Now, everywhere, it was blooming and oblivious: juvenile poplars
bloated with leaves, peaceful joggers, lovers holding hands.
She sat at a bench overlooking the water, a brown froth
swirling with plastic debris. She hung her head, wondering
how she could tell us the news. “Whatado? Whatado?”
Birds asked from the trees. “Screwed! Screwed!”
Other birds replied. She looked back to the river, thinking.

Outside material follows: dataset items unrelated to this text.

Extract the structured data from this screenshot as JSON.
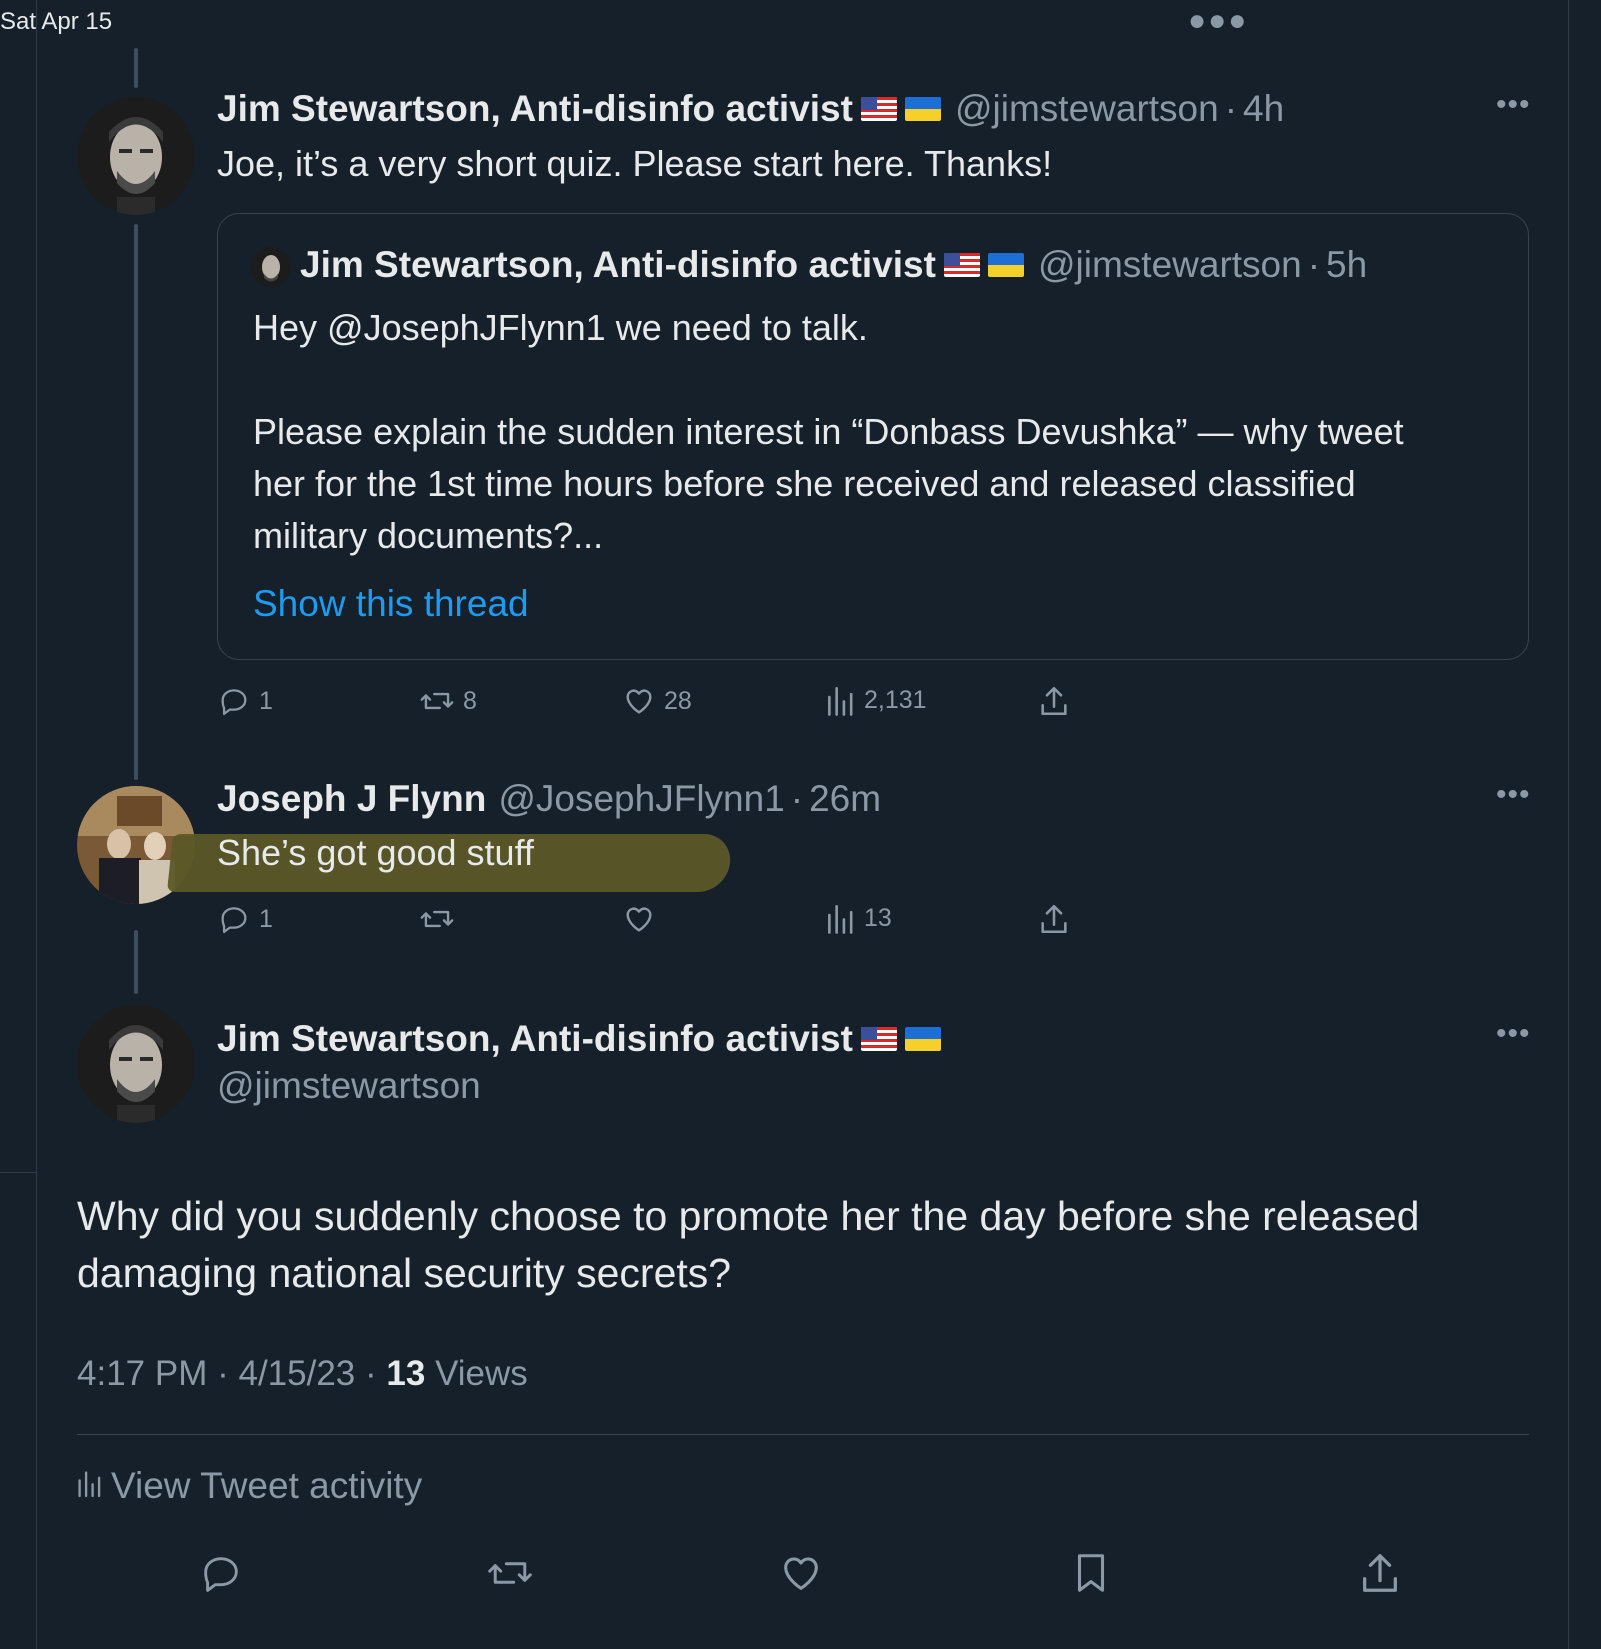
{
  "status": {
    "date": "Sat Apr 15"
  },
  "tweet1": {
    "name": "Jim Stewartson, Anti-disinfo activist",
    "handle": "@jimstewartson",
    "time": "4h",
    "text": "Joe, it’s a very short quiz. Please start here. Thanks!",
    "quote": {
      "name": "Jim Stewartson, Anti-disinfo activist",
      "handle": "@jimstewartson",
      "time": "5h",
      "line1": "Hey @JosephJFlynn1 we need to talk.",
      "line2": "Please explain the sudden interest in “Donbass Devushka” — why tweet",
      "line3": "her for the 1st time hours before she received and released classified",
      "line4": "military documents?...",
      "show_thread": "Show this thread"
    },
    "stats": {
      "replies": "1",
      "retweets": "8",
      "likes": "28",
      "views": "2,131"
    }
  },
  "tweet2": {
    "name": "Joseph J Flynn",
    "handle": "@JosephJFlynn1",
    "time": "26m",
    "text": "She’s got good stuff",
    "stats": {
      "replies": "1",
      "retweets": "",
      "likes": "",
      "views": "13"
    }
  },
  "tweet3": {
    "name": "Jim Stewartson, Anti-disinfo activist",
    "handle": "@jimstewartson",
    "text": "Why did you suddenly choose to promote her the day before she released damaging national security secrets?",
    "time": "4:17 PM",
    "date": "4/15/23",
    "views_count": "13",
    "views_label": "Views",
    "activity": "View Tweet activity"
  },
  "icons": {
    "reply": "reply-icon",
    "retweet": "retweet-icon",
    "like": "heart-icon",
    "views": "views-icon",
    "share": "share-icon",
    "bookmark": "bookmark-icon",
    "more": "more-icon"
  },
  "colors": {
    "background": "#15202b",
    "link": "#1d9bf0",
    "secondary": "#8b98a5",
    "highlight": "#5b5828"
  }
}
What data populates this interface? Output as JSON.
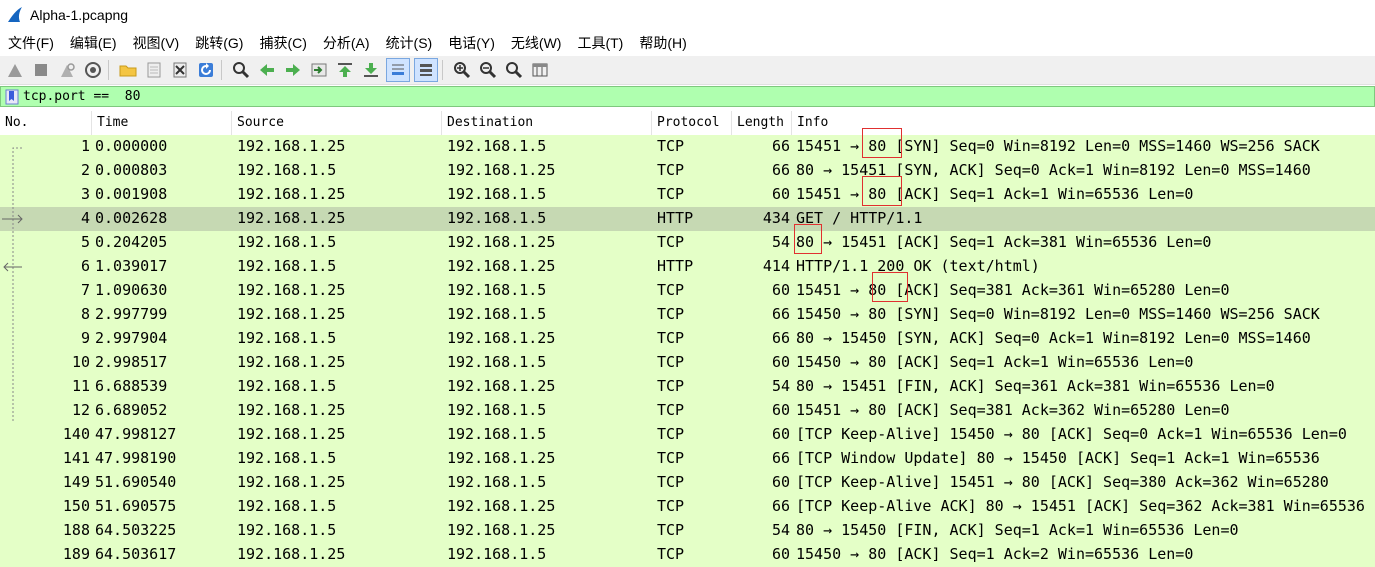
{
  "window": {
    "title": "Alpha-1.pcapng"
  },
  "menu": [
    "文件(F)",
    "编辑(E)",
    "视图(V)",
    "跳转(G)",
    "捕获(C)",
    "分析(A)",
    "统计(S)",
    "电话(Y)",
    "无线(W)",
    "工具(T)",
    "帮助(H)"
  ],
  "toolbar_icons": [
    "shark-fin-start-icon",
    "stop-icon",
    "restart-icon",
    "options-icon",
    "open-folder-icon",
    "file-icon",
    "close-file-icon",
    "reload-icon",
    "search-icon",
    "back-arrow-icon",
    "forward-arrow-icon",
    "go-to-packet-icon",
    "first-packet-icon",
    "last-packet-icon",
    "autoscroll-icon",
    "colorize-icon",
    "zoom-in-icon",
    "zoom-out-icon",
    "zoom-normal-icon",
    "resize-columns-icon"
  ],
  "filter": {
    "value": "tcp.port ==  80"
  },
  "columns": [
    "No.",
    "Time",
    "Source",
    "Destination",
    "Protocol",
    "Length",
    "Info"
  ],
  "packets": [
    {
      "no": "1",
      "time": "0.000000",
      "src": "192.168.1.25",
      "dst": "192.168.1.5",
      "proto": "TCP",
      "len": "66",
      "info": "15451 → 80 [SYN] Seq=0 Win=8192 Len=0 MSS=1460 WS=256 SACK"
    },
    {
      "no": "2",
      "time": "0.000803",
      "src": "192.168.1.5",
      "dst": "192.168.1.25",
      "proto": "TCP",
      "len": "66",
      "info": "80 → 15451 [SYN, ACK] Seq=0 Ack=1 Win=8192 Len=0 MSS=1460"
    },
    {
      "no": "3",
      "time": "0.001908",
      "src": "192.168.1.25",
      "dst": "192.168.1.5",
      "proto": "TCP",
      "len": "60",
      "info": "15451 → 80 [ACK] Seq=1 Ack=1 Win=65536 Len=0"
    },
    {
      "no": "4",
      "time": "0.002628",
      "src": "192.168.1.25",
      "dst": "192.168.1.5",
      "proto": "HTTP",
      "len": "434",
      "info": "GET / HTTP/1.1"
    },
    {
      "no": "5",
      "time": "0.204205",
      "src": "192.168.1.5",
      "dst": "192.168.1.25",
      "proto": "TCP",
      "len": "54",
      "info": "80 → 15451 [ACK] Seq=1 Ack=381 Win=65536 Len=0"
    },
    {
      "no": "6",
      "time": "1.039017",
      "src": "192.168.1.5",
      "dst": "192.168.1.25",
      "proto": "HTTP",
      "len": "414",
      "info": "HTTP/1.1 200 OK  (text/html)"
    },
    {
      "no": "7",
      "time": "1.090630",
      "src": "192.168.1.25",
      "dst": "192.168.1.5",
      "proto": "TCP",
      "len": "60",
      "info": "15451 → 80 [ACK] Seq=381 Ack=361 Win=65280 Len=0"
    },
    {
      "no": "8",
      "time": "2.997799",
      "src": "192.168.1.25",
      "dst": "192.168.1.5",
      "proto": "TCP",
      "len": "66",
      "info": "15450 → 80 [SYN] Seq=0 Win=8192 Len=0 MSS=1460 WS=256 SACK"
    },
    {
      "no": "9",
      "time": "2.997904",
      "src": "192.168.1.5",
      "dst": "192.168.1.25",
      "proto": "TCP",
      "len": "66",
      "info": "80 → 15450 [SYN, ACK] Seq=0 Ack=1 Win=8192 Len=0 MSS=1460"
    },
    {
      "no": "10",
      "time": "2.998517",
      "src": "192.168.1.25",
      "dst": "192.168.1.5",
      "proto": "TCP",
      "len": "60",
      "info": "15450 → 80 [ACK] Seq=1 Ack=1 Win=65536 Len=0"
    },
    {
      "no": "11",
      "time": "6.688539",
      "src": "192.168.1.5",
      "dst": "192.168.1.25",
      "proto": "TCP",
      "len": "54",
      "info": "80 → 15451 [FIN, ACK] Seq=361 Ack=381 Win=65536 Len=0"
    },
    {
      "no": "12",
      "time": "6.689052",
      "src": "192.168.1.25",
      "dst": "192.168.1.5",
      "proto": "TCP",
      "len": "60",
      "info": "15451 → 80 [ACK] Seq=381 Ack=362 Win=65280 Len=0"
    },
    {
      "no": "140",
      "time": "47.998127",
      "src": "192.168.1.25",
      "dst": "192.168.1.5",
      "proto": "TCP",
      "len": "60",
      "info": "[TCP Keep-Alive] 15450 → 80 [ACK] Seq=0 Ack=1 Win=65536 Len=0"
    },
    {
      "no": "141",
      "time": "47.998190",
      "src": "192.168.1.5",
      "dst": "192.168.1.25",
      "proto": "TCP",
      "len": "66",
      "info": "[TCP Window Update] 80 → 15450 [ACK] Seq=1 Ack=1 Win=65536"
    },
    {
      "no": "149",
      "time": "51.690540",
      "src": "192.168.1.25",
      "dst": "192.168.1.5",
      "proto": "TCP",
      "len": "60",
      "info": "[TCP Keep-Alive] 15451 → 80 [ACK] Seq=380 Ack=362 Win=65280"
    },
    {
      "no": "150",
      "time": "51.690575",
      "src": "192.168.1.5",
      "dst": "192.168.1.25",
      "proto": "TCP",
      "len": "66",
      "info": "[TCP Keep-Alive ACK] 80 → 15451 [ACK] Seq=362 Ack=381 Win=65536"
    },
    {
      "no": "188",
      "time": "64.503225",
      "src": "192.168.1.5",
      "dst": "192.168.1.25",
      "proto": "TCP",
      "len": "54",
      "info": "80 → 15450 [FIN, ACK] Seq=1 Ack=1 Win=65536 Len=0"
    },
    {
      "no": "189",
      "time": "64.503617",
      "src": "192.168.1.25",
      "dst": "192.168.1.5",
      "proto": "TCP",
      "len": "60",
      "info": "15450 → 80 [ACK] Seq=1 Ack=2 Win=65536 Len=0"
    }
  ],
  "colors": {
    "row_bg": "#e4ffc7",
    "selected_bg": "#c6d9b3",
    "filter_bg": "#afffaf",
    "highlight_border": "#e03030"
  }
}
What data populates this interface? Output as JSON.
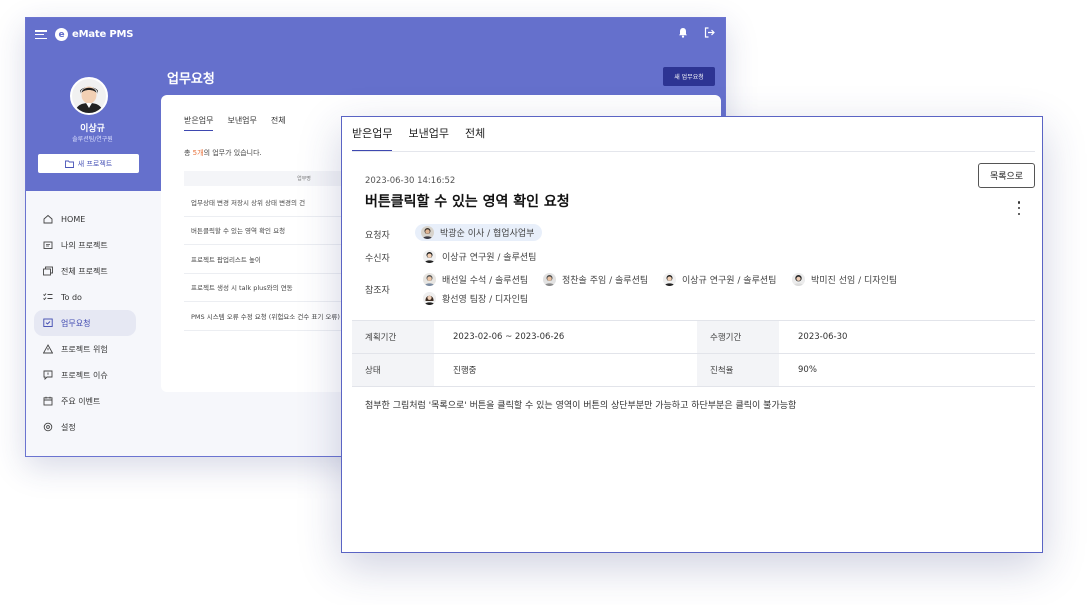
{
  "back_window": {
    "brand": "eMate PMS",
    "profile": {
      "name": "이상규",
      "role": "솔루션팀/연구원",
      "new_project_label": "새 프로젝트"
    },
    "nav": [
      {
        "label": "HOME",
        "icon": "home-icon"
      },
      {
        "label": "나의 프로젝트",
        "icon": "folder-icon"
      },
      {
        "label": "전체 프로젝트",
        "icon": "folders-icon"
      },
      {
        "label": "To do",
        "icon": "checklist-icon"
      },
      {
        "label": "업무요청",
        "icon": "request-icon",
        "active": true
      },
      {
        "label": "프로젝트 위험",
        "icon": "warning-icon"
      },
      {
        "label": "프로젝트 이슈",
        "icon": "issue-icon"
      },
      {
        "label": "주요 이벤트",
        "icon": "calendar-icon"
      },
      {
        "label": "설정",
        "icon": "gear-icon"
      }
    ],
    "page_title": "업무요청",
    "new_request_label": "새 업무요청",
    "tabs": [
      "받은업무",
      "보낸업무",
      "전체"
    ],
    "count_prefix": "총 ",
    "count_num": "5개",
    "count_suffix": "의 업무가 있습니다.",
    "table_header": "업무명",
    "rows": [
      "업무상태 변경 저장시 상위 상태 변경의 건",
      "버튼클릭할 수 있는 영역 확인 요청",
      "프로젝트 팝업리스트 높이",
      "프로젝트 생성 시 talk plus와의 연동",
      "PMS 시스템 오류 수정 요청 (위험요소 건수 표기 오류)"
    ]
  },
  "front_window": {
    "tabs": [
      "받은업무",
      "보낸업무",
      "전체"
    ],
    "back_button_label": "목록으로",
    "datetime": "2023-06-30 14:16:52",
    "title": "버튼클릭할 수 있는 영역 확인 요청",
    "requester_label": "요청자",
    "requester": "박광순 이사 / 협업사업부",
    "receiver_label": "수신자",
    "receiver": "이상규 연구원 / 솔루션팀",
    "cc_label": "참조자",
    "cc": [
      "배선일 수석 / 솔루션팀",
      "정찬솔 주임 / 솔루션팀",
      "이상규 연구원 / 솔루션팀",
      "박미진 선임 / 디자인팀",
      "황선영 팀장 / 디자인팀"
    ],
    "info": {
      "plan_label": "계획기간",
      "plan_value": "2023-02-06 ~ 2023-06-26",
      "exec_label": "수행기간",
      "exec_value": "2023-06-30",
      "status_label": "상태",
      "status_value": "진행중",
      "progress_label": "진척율",
      "progress_value": "90%"
    },
    "description": "첨부한 그림처럼 '목록으로' 버튼을 클릭할 수 있는 영역이 버튼의 상단부분만 가능하고 하단부분은 클릭이 불가능함"
  }
}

That’s when she saw the two mallard corpses floating
towards her on the river's surface, feathers black and filthy
as an engine block. As they passed by, falling into the distance
like dreams, she struggled to make out the thin white rope
of their necks hanging beneath the murk.
IF YOU FIND YOURSELF ON AN UNKNOWN STREET
for my sister
Don’t ask for directions
from the man in the golden fedora
and pinstriped lavender suit.
Let the one star be your guide.
Soon it will perch above
the iron cross of the cathedral’s
bell tower. When the bells chime
the star may sing, but you must
point your ear at the distance
like a confused German Shepherd
to hear it. Turn into an alley.
The cindering eyes of rats
will shine your way. No,
you won’t see God, but your voice
will continue butterflying until
your mouth is unable to contain it.
Try not to think of your husband:
caresses he gave you, moons
you shared, or the fetid stink
left in the room after
the undertaker took him away.
Instead, search the facades
of the buildings, all those
tiny tabernacles of light.
And if something sees fit
to whisper, listen back.
A chapbook, “Latchkey Kids,” is due out from Finishing Line Press in July of 2014. His poetry and fiction has appeared in such publications as Many Mountains Moving, Rosebud, Lost Coast Review, West Branch, Harpur Palate, 5AM, The Spoon River Poetry Review, Poet Lore, South Carolina Review, and is upcoming in Cider Press Review and Tampa Review. Presently, he is a PhD candidate in Literature and Creative Writing at Georgia State University.